手元に原典がないため記憶に基づく大意要約とさせていただくが、忌野はこう言った。
「ぜんぜん売れない時代もあったし、カネががっぽがっぽ入った時代もあった。でもオレがやってること自体は、昔も今も何ひとつ変わっちゃいない。自分がやりたいことをやってるだけさ。時代の野郎が、勝手にグルグル回っているのさ」
言われてみればそのとおりだ。
70年代の赤貧期も、80年代以降の商業的全盛期も、忌野は首尾一貫して「優秀なミュージシャン」でありつづけた。だが忌野風に言うなら「時代の野郎」が勝手に循環することで、ときに褒めたたえられ、ときに謗られただけのことなのだ。

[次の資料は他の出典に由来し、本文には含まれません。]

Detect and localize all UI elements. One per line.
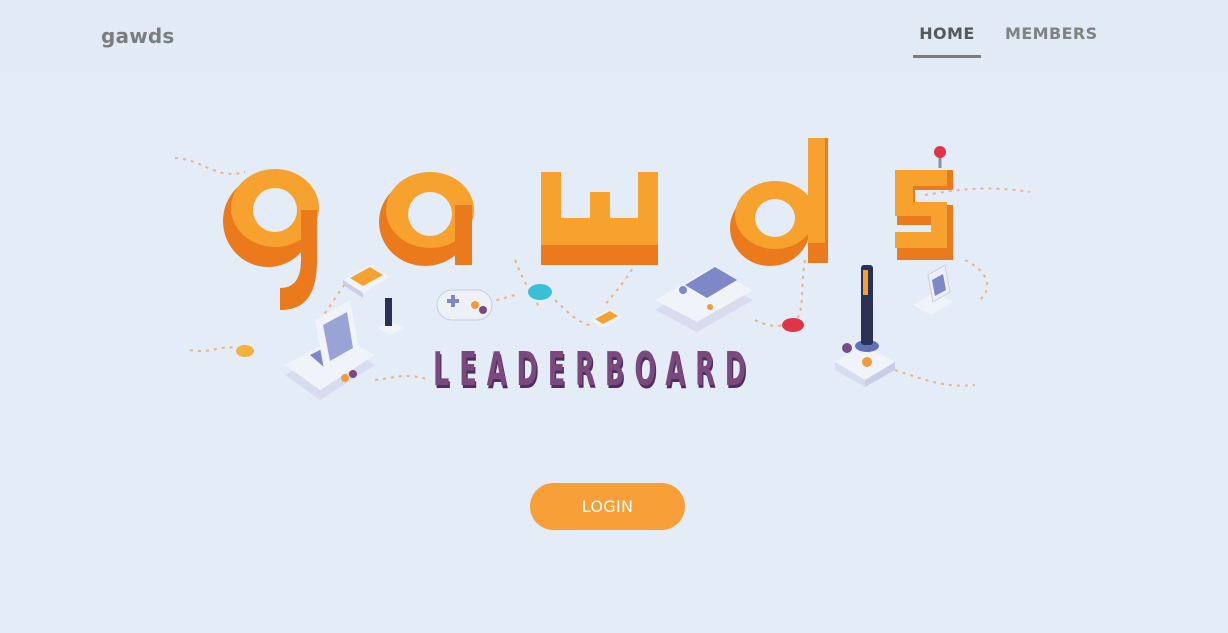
laptop-icon — [913, 264, 953, 315]
handheld-console-icon — [285, 300, 375, 400]
letter-w-icon — [541, 172, 658, 265]
game-cartridge-icon — [343, 265, 390, 298]
letter-s-icon — [895, 146, 953, 260]
letter-a-icon — [379, 172, 474, 266]
red-bead-icon — [782, 318, 804, 332]
cyan-bead-icon — [528, 284, 552, 300]
top-navbar: gawds HOME MEMBERS — [0, 0, 1228, 72]
gameboy-icon — [655, 267, 753, 332]
nav-members[interactable]: MEMBERS — [1005, 24, 1098, 43]
nav-home[interactable]: HOME — [913, 24, 981, 43]
active-tab-indicator — [913, 55, 981, 58]
leaderboard-subtitle: LEADERBOARD — [433, 342, 756, 396]
arcade-joystick-icon — [835, 265, 895, 387]
mini-joystick-icon — [377, 298, 403, 335]
login-button[interactable]: LOGIN — [530, 483, 685, 530]
letter-g-icon — [223, 169, 319, 310]
orange-bead-icon — [236, 345, 254, 357]
hero-illustration: LEADERBOARD — [85, 110, 1145, 440]
letter-d-icon — [730, 138, 828, 266]
brand-logo-link[interactable]: gawds — [101, 24, 175, 48]
small-cartridge-icon — [590, 309, 623, 328]
gamepad-icon — [436, 289, 493, 321]
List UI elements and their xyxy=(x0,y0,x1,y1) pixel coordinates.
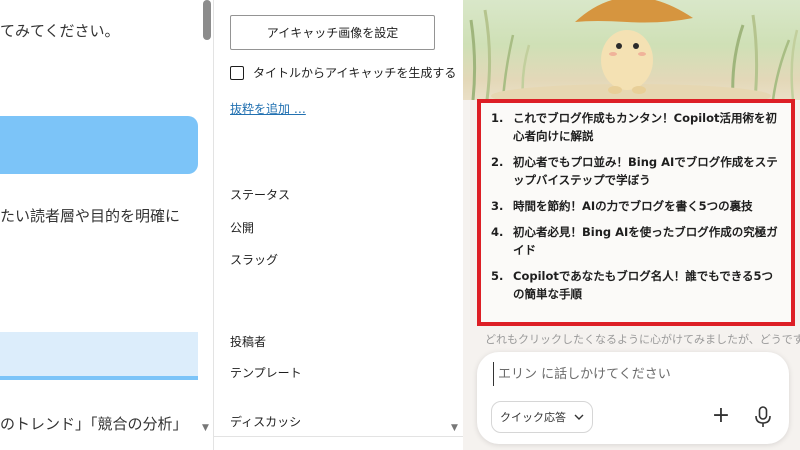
set-featured-image-button[interactable]: アイキャッチ画像を設定 xyxy=(230,15,435,50)
visibility-label: 公開 xyxy=(230,221,255,235)
list-item-number: 2. xyxy=(491,155,504,169)
list-item: 5. Copilotであなたもブログ名人！誰でもできる5つの簡単な手順 xyxy=(491,267,783,303)
list-item-number: 5. xyxy=(491,269,504,283)
list-item-number: 4. xyxy=(491,225,504,239)
editor-highlight-block[interactable] xyxy=(0,332,198,380)
list-item-text: 時間を節約！AIの力でブログを書く5つの裏技 xyxy=(513,199,753,213)
editor-paragraph[interactable]: てみてください。 xyxy=(0,20,120,41)
status-label: ステータス xyxy=(230,188,291,202)
post-editor-canvas[interactable]: てみてください。 たい読者層や目的を明確に のトレンド」「競合の分析」 ▼ xyxy=(0,0,213,450)
post-settings-sidebar: アイキャッチ画像を設定 タイトルからアイキャッチを生成する 抜粋を追加 … ステ… xyxy=(213,0,463,450)
slug-label: スラッグ xyxy=(230,253,279,267)
list-item: 4. 初心者必見！Bing AIを使ったブログ作成の究極ガイド xyxy=(491,223,783,259)
chevron-down-icon xyxy=(574,414,584,420)
microphone-icon[interactable] xyxy=(750,404,776,430)
chat-composer: クイック応答 + xyxy=(477,352,789,444)
generate-from-title-checkbox[interactable] xyxy=(230,65,244,80)
scroll-down-arrow-icon[interactable]: ▼ xyxy=(451,423,458,433)
list-item: 3. 時間を節約！AIの力でブログを書く5つの裏技 xyxy=(491,197,783,215)
list-item-text: Copilotであなたもブログ名人！誰でもできる5つの簡単な手順 xyxy=(513,269,774,301)
list-item-text: 初心者でもプロ並み！Bing AIでブログ作成をステップバイステップで学ぼう xyxy=(513,155,778,187)
response-trailing-text: どれもクリックしたくなるように心がけてみましたが、どうです xyxy=(485,333,800,346)
sidebar-footer-divider xyxy=(214,436,463,450)
add-attachment-plus-icon[interactable]: + xyxy=(708,404,734,430)
list-item-number: 3. xyxy=(491,199,504,213)
title-suggestion-list: 1. これでブログ作成もカンタン！Copilot活用術を初心者向けに解説 2. … xyxy=(491,109,783,311)
editor-paragraph[interactable]: たい読者層や目的を明確に xyxy=(0,205,180,226)
chat-input[interactable] xyxy=(493,362,773,386)
list-item: 2. 初心者でもプロ並み！Bing AIでブログ作成をステップバイステップで学ぼ… xyxy=(491,153,783,189)
editor-paragraph[interactable]: のトレンド」「競合の分析」 xyxy=(0,413,188,434)
list-item-text: 初心者必見！Bing AIを使ったブログ作成の究極ガイド xyxy=(513,225,778,257)
author-label: 投稿者 xyxy=(230,335,267,349)
list-item-text: これでブログ作成もカンタン！Copilot活用術を初心者向けに解説 xyxy=(513,111,778,143)
highlighted-answer-box: 1. これでブログ作成もカンタン！Copilot活用術を初心者向けに解説 2. … xyxy=(477,99,795,326)
add-excerpt-link[interactable]: 抜粋を追加 … xyxy=(230,100,306,117)
generate-from-title-label: タイトルからアイキャッチを生成する xyxy=(253,66,457,80)
response-mode-dropdown[interactable]: クイック応答 xyxy=(491,401,593,433)
list-item-number: 1. xyxy=(491,111,504,125)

これはW126こと4世代前のメルセデスSクラスについても言える。
「最善か無か」の精神を地で行っていた時代のメルセデスが作った(当時の)最上級モデルだけあって、W126型Sクラスが「悪いクルマ」であるはずがない。
ボディは戦車あるいは大銀行の金庫のごとき硬質な感触。しかしゴム製の緩衝材などを適切すぎるほど適切に配することで、ただ硬質なだけではない滑らかさというか柔らかさというか、簡単に言ってしまえば「すげえしっとりしてる乗り味」を、ドライバーはその指先やお尻から常に感じることになる。
そしてその「すげえしっとりしてる乗り味」の実現には、90年代半ば以降のメルセデス各車では採用されなくなった「リサーキュレーティングボール式」という凝ったステアリング機構も大きく寄与している。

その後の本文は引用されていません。